Dat verbaasde me. Ai was nog geen dertig jaar oud. ‘Zijn jullie jaren korter dan die van ons?’

‘Nee. O, ik begrijp het. Ik heb verschillende tijdsprongen gemaakt. Twintig jaar van de Aarde naar Hain-Davenant, vandaar vijftig naar Ollul, en van Ollul naar hier zeventien. Ik ben nog maar zeven jaar van de Aarde weg, maar ik ben daar honderdtwintig jaar geleden geboren.’

Lang geleden, in Erhenrang had hij me uitgelegd hoe de tijd wordt verkort in de schepen die bijna net zo snel als het licht tussen de sterren gaan, maar dat feit had ik niet afgemeten naast een mensenleven, of aan de levens die hij op zijn eigen wereld achterliet. Terwijl hij een paar uur beleefde in een van die onvoorstelbare schepen die van de ene planeet naar de andere gaan, werd iedereen die hij thuis had achtergelaten oud, en stierf, en hun kinderen werden oud… Eindelijk zei ik: ‘Ik dacht dat ik een banneling was.’

‘Jij om mijnentwil, ik om de jouwe,’ zei hij en hij lachte weer, een klein vrolijk geluid in de drukkende stilte. De afgelopen drie dagen nadat we de pas waren overgestoken hebben we veel zwaar werk moeten doen zonder enig resultaat, maar Ai is niet langer terneergeslagen en ook niet al te hoopvol; en hij heeft meer geduld met me. Misschien heeft hij nu al het gif uitgezweet. Of misschien hebben we geleerd samen een slee te trekken.

Vandaag hebben we de hele dag gedaan over de afdaling van de basaltpiek die we gister hadden beklommen. Vanuit het dal leek het een goede toegang tot de IJsvlakte, maar naarmate we hoger kwamen ontmoetten we steeds meer steenslag en gladde rotswand en werd de helling steeds steiler totdat we er zelfs zonder slee niet tegenop zouden kunnen.

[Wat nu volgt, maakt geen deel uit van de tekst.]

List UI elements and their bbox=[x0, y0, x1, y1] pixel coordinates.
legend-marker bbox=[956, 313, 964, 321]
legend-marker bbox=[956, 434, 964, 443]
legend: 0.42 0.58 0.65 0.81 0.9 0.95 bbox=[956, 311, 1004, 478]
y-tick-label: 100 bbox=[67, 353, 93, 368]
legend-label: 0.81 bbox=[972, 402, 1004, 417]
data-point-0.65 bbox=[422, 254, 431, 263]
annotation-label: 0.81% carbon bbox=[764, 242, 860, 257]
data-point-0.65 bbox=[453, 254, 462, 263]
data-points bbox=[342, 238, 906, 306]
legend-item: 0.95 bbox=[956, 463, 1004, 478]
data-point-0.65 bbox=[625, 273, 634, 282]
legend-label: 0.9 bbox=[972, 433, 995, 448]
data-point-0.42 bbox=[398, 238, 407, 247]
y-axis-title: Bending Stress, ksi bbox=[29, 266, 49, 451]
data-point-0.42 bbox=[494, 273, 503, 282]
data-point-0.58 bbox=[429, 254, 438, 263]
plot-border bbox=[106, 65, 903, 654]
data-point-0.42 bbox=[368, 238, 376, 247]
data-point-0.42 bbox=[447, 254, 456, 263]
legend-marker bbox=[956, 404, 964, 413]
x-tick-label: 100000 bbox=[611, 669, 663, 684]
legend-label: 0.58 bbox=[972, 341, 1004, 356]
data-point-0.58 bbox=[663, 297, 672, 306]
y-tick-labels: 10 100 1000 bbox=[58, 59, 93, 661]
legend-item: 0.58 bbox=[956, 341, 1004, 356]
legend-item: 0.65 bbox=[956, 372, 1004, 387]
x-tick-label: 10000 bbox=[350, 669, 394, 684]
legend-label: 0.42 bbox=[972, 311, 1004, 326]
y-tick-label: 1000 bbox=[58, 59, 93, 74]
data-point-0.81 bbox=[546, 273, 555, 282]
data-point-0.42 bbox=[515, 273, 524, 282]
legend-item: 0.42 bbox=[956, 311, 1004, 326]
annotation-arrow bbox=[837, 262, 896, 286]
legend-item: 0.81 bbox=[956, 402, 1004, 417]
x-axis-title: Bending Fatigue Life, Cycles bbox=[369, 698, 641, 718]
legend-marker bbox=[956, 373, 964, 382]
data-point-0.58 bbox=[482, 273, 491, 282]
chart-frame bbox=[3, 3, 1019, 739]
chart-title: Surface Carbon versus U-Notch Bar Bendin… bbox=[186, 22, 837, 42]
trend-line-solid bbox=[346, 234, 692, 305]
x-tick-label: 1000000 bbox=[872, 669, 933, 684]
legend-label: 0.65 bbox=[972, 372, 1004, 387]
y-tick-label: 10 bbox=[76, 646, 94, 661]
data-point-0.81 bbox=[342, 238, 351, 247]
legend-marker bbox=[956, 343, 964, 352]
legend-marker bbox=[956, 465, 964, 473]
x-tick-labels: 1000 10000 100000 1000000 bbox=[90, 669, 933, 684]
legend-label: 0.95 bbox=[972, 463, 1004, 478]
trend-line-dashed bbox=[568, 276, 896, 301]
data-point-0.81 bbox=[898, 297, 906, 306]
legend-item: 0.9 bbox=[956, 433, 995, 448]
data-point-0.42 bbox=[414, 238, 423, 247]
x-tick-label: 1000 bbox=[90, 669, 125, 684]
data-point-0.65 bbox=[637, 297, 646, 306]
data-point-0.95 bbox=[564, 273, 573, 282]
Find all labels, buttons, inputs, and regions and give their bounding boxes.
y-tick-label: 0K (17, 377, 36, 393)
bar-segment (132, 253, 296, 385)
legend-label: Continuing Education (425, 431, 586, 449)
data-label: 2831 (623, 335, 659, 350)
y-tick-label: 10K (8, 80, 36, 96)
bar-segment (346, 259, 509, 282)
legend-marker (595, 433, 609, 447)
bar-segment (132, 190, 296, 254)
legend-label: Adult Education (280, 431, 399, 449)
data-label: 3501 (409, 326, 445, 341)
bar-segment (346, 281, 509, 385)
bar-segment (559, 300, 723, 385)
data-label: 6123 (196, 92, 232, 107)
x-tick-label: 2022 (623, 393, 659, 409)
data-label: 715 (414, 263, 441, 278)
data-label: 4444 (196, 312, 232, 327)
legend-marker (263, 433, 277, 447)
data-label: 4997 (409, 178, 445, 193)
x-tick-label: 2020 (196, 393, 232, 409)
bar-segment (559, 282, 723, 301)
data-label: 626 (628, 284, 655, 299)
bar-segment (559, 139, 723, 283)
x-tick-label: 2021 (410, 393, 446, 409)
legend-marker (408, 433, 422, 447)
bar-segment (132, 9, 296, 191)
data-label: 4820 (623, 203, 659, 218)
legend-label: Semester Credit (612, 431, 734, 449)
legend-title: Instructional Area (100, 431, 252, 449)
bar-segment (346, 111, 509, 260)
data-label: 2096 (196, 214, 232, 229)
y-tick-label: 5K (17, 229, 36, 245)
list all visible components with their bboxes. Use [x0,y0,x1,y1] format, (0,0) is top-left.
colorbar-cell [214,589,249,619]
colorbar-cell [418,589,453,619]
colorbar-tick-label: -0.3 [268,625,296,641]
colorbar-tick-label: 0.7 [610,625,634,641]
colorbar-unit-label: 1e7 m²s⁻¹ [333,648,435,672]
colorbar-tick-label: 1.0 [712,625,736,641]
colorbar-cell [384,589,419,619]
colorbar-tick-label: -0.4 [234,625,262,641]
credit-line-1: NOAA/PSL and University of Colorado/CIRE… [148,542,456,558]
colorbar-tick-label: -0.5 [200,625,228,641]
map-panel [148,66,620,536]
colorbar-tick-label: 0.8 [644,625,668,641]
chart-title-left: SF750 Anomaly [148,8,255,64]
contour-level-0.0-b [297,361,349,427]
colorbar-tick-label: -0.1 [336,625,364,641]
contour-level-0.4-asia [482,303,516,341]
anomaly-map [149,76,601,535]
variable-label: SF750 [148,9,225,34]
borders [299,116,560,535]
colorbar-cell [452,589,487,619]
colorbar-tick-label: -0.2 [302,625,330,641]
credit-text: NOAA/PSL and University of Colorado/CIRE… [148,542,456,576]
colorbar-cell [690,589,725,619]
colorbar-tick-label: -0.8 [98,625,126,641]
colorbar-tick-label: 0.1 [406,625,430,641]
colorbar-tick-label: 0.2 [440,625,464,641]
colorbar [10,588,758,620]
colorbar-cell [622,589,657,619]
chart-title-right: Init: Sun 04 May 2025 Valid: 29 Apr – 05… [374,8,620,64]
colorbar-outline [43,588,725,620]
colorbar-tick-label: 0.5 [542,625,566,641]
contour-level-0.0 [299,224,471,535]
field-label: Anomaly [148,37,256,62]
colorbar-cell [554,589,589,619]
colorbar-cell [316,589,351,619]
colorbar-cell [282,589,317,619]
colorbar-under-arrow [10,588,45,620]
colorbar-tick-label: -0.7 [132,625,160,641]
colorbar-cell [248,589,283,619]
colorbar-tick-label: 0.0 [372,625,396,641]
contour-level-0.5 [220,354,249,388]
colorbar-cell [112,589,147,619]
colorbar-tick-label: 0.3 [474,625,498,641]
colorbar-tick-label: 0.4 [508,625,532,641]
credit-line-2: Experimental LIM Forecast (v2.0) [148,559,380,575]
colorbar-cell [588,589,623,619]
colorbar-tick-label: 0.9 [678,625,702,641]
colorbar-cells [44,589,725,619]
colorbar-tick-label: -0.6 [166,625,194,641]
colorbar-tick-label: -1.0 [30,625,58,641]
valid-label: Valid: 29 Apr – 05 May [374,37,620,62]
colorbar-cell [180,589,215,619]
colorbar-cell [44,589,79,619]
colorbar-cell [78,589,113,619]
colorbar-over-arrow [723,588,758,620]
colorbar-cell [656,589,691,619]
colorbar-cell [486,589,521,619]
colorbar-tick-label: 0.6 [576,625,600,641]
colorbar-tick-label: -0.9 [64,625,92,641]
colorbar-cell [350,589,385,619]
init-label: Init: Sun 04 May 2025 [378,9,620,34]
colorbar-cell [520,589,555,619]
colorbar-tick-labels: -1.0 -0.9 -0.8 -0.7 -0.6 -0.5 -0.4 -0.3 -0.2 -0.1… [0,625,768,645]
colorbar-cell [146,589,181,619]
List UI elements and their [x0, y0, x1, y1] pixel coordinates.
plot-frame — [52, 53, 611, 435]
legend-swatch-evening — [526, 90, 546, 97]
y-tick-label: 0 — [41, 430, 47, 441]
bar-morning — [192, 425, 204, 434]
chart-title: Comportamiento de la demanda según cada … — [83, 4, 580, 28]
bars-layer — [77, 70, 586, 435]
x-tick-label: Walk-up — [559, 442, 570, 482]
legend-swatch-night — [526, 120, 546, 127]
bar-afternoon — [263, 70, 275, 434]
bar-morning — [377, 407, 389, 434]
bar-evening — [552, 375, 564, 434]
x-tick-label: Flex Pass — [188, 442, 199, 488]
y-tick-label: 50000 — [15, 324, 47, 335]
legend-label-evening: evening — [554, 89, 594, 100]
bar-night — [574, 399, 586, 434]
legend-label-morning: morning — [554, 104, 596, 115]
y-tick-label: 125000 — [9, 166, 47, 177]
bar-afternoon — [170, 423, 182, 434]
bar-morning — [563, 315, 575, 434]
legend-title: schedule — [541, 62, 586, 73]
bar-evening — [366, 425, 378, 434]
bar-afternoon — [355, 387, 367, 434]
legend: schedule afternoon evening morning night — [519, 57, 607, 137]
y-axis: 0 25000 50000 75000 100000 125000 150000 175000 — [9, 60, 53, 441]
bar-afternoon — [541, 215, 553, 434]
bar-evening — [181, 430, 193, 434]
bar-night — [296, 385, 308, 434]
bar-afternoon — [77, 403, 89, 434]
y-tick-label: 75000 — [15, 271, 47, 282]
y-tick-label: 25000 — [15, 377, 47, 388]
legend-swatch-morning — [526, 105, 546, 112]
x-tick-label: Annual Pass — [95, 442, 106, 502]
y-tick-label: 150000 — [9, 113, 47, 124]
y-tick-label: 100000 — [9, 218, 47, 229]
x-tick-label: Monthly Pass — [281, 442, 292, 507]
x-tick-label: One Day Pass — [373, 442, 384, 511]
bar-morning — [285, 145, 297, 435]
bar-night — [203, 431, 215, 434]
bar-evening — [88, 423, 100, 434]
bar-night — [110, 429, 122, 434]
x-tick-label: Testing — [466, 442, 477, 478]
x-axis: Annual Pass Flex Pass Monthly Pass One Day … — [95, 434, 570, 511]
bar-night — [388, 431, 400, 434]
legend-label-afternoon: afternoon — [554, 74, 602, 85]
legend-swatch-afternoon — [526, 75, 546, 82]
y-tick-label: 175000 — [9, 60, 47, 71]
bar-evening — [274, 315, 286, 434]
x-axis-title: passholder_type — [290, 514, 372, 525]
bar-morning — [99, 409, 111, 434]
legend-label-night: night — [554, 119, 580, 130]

Vanavond zijn we weer aan de voet in de morenen, de steenvallei. Er groeit hier niets. Rotsen, kiezels, keistenen, klei en modder. Vijftig of honderd jaar geleden is er een tong van de gletsjer over deze helling getrokken die de botten van de planeet open en bloot achterliet; zonder enig vlees van aarde of gras. Hier en daar braken schoorstenen een zware, gele mist uit die laag over de grond kruipt. Het is elf graden onder nul, windstil en bewolkt. Ik hoop dat er geen zware sneeuw valt voor we het moeilijke terrein hebben overgestoken tussen hier en de gletsjertong een paar kilometer naar het westen, die we vanaf de piek hebben gezien. Het lijkt op een brede ijsrivier die van de vlakte omlaag loopt tussen twee bergen, vulkanen met allebei een muts van stoom en rook. Als we erop kunnen komen via de dichtstbijzijnde vulkaan, kunnen we misschien langs die weg op de ijsvlakte komen. Oostelijk van ons loopt een kleinere gletsjer omlaag naar een bevroren meer, maar die loopt in een bocht en zelfs van hieruit zijn de diepe kloven erin zichtbaar; voor ons, met onze bepakking, is hij onbegaanbaar. We besloten de gletsjer tussen de vulkanen te proberen, hoewel we door naar het westen te trekken minstens een afstand van twee dagen naar ons einddoel kwijt zijn, één om naar het westen te trekken en één om de afstand weer in te halen.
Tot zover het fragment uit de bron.